Par son ampleur sans précédent, cet effort de relance et de régulation dépasse l’impact chiffré. Il traduit un tournant politique. Le G20, tous les spécialistes l’affirment désormais, sera le nouvel arbitre des maux économiques, commerciaux et financiers de la planète. Cela ne veut pas dire, c’est évident, que le Conseil de sécurité de l’ONU ou que le G8 se laisseront dépouiller de leurs attributions. Cela ne veut pas dire non plus que, sitôt la croissance revenue, la politique des stricts intérêts nationaux ne reprendra pas ses droits. Mais la crise a ébranlé les équilibres d’hier. Barack Obama a eu beau jeu de plaisanter, devant ses pairs, en se présentant comme le «petit dernier arrivé dans la cour». Son lyrisme sur les «mortels ennemis d’hier» affairés désormais à tenter, ensemble, de relancer la machine économique planétaire peut aussi sembler naïf. Mais la cour a bel et bien changé. Et il en est, avec le volontarisme américain qu’il incarne, une prometteuse locomotive.
Gardons aussi les yeux ouverts sur l’effort de régulation internationale. Car qui dit règles dit droit. Et qui dit droit dit nouvelles manières de commercer, de négocier, de fiscaliser ou de protéger les avoirs de ses concitoyens et de ses clients.
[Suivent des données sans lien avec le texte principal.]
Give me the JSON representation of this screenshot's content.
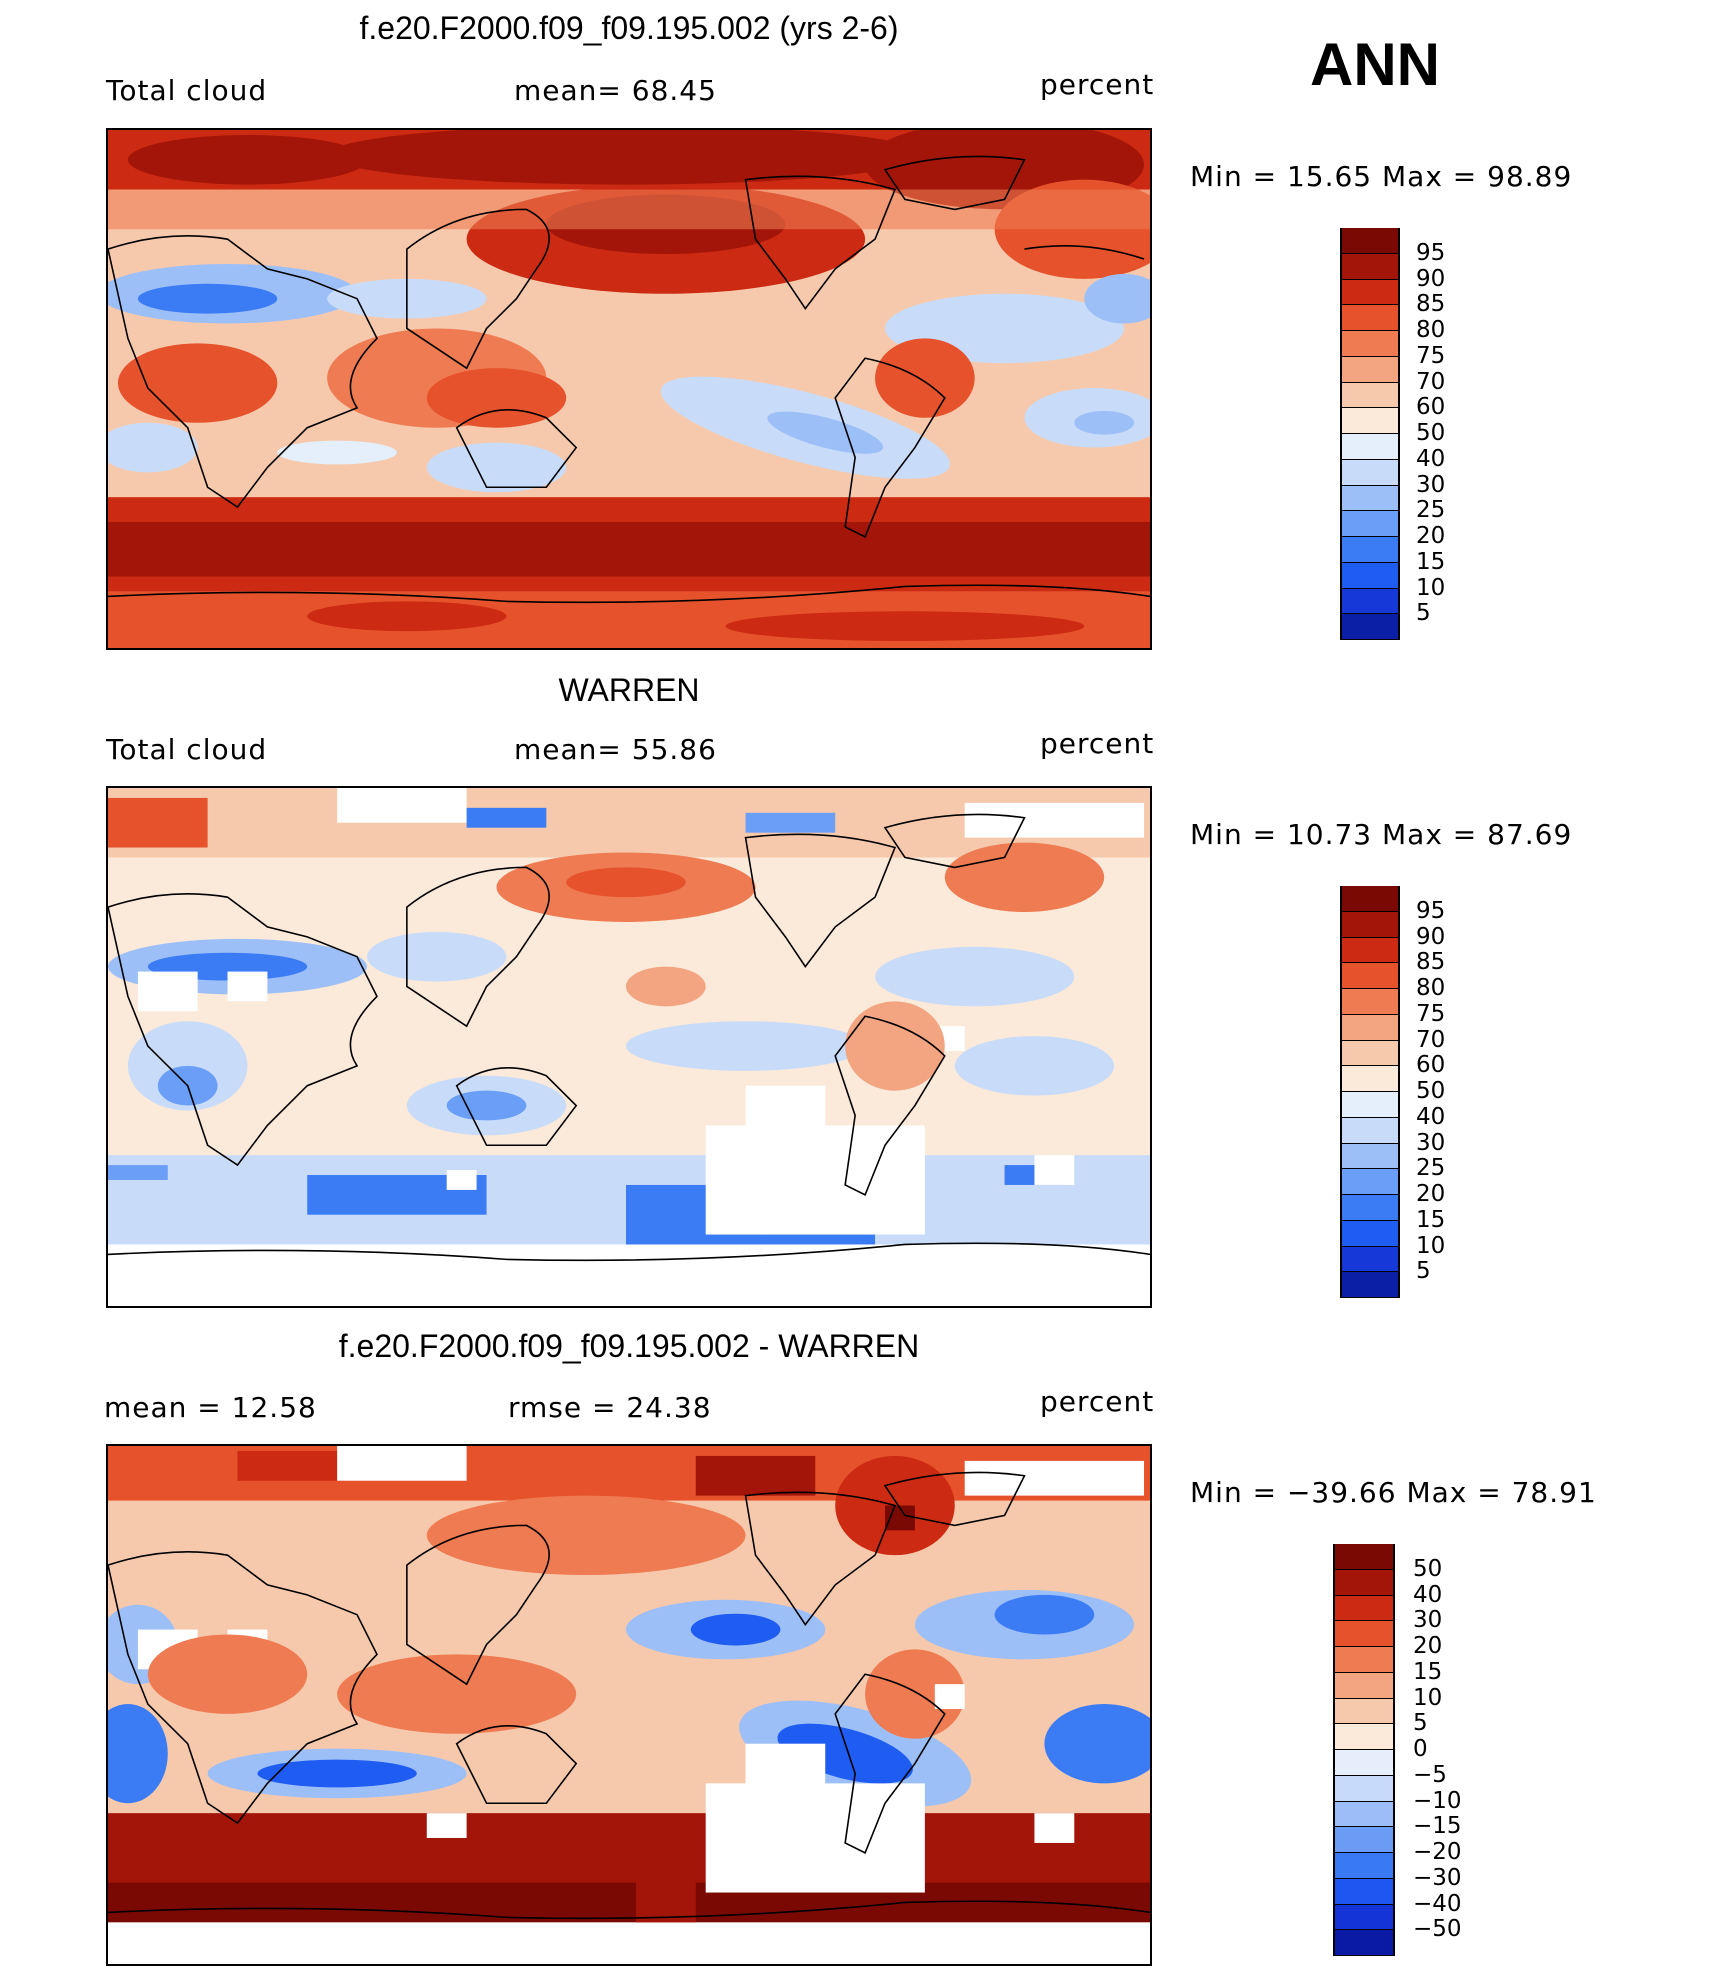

C’est là que la décision, prise par le G20, de demander à l’OCDE une liste des pays et entités coopératifs, ou non, sur le plan fiscal prend toute sa valeur.
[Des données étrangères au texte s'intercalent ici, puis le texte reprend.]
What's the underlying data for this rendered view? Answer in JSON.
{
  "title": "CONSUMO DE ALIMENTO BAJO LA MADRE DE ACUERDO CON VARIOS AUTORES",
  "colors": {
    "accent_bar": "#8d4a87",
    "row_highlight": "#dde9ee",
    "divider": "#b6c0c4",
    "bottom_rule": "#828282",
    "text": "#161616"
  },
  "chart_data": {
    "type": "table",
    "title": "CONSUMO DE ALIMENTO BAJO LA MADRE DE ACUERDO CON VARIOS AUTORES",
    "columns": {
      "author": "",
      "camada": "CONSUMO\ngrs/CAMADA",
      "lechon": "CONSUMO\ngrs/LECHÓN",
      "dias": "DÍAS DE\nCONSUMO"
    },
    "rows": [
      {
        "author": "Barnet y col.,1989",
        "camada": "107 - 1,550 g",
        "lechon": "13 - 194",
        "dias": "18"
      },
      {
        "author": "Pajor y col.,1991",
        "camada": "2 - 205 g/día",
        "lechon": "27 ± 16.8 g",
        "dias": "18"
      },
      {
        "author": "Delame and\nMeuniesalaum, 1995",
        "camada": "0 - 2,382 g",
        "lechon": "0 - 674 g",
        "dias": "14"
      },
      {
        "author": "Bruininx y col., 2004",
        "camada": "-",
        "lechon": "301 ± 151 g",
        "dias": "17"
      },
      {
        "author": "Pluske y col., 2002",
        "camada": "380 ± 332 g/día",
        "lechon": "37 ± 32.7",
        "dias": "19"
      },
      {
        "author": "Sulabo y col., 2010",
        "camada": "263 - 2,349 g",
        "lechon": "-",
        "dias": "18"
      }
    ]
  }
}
La Suisse, dont les efforts récents ont payé, n’aurait dans ce contexte rien à gagner à interpréter cette surveillance – valable aussi pour le Luxembourg, la Belgique ou l’Autriche – comme une mise à l’index. Une méfiance, c’est vrai, est palpable au sein des pays européens du G20 envers la Confédération et son secret bancaire. Rien ne sert de la nier. Une bataille, comme à chaque fois qu’une liste est dressée, va maintenant se jouer, au niveau du G20 et de l’UE, pour s’assurer à la fois que les accords renégociés seront pris en compte, que tous les partenaires se prêteront au jeu sincèrement et avec rapidité, et que chacun, sous toutes les latitudes, sera jugé de la même façon. La volonté nouvelle de transparence à l’échelle internationale est donc une arme à la disposition, aussi, de la Confédération. Pour demander à son tour justice et équité.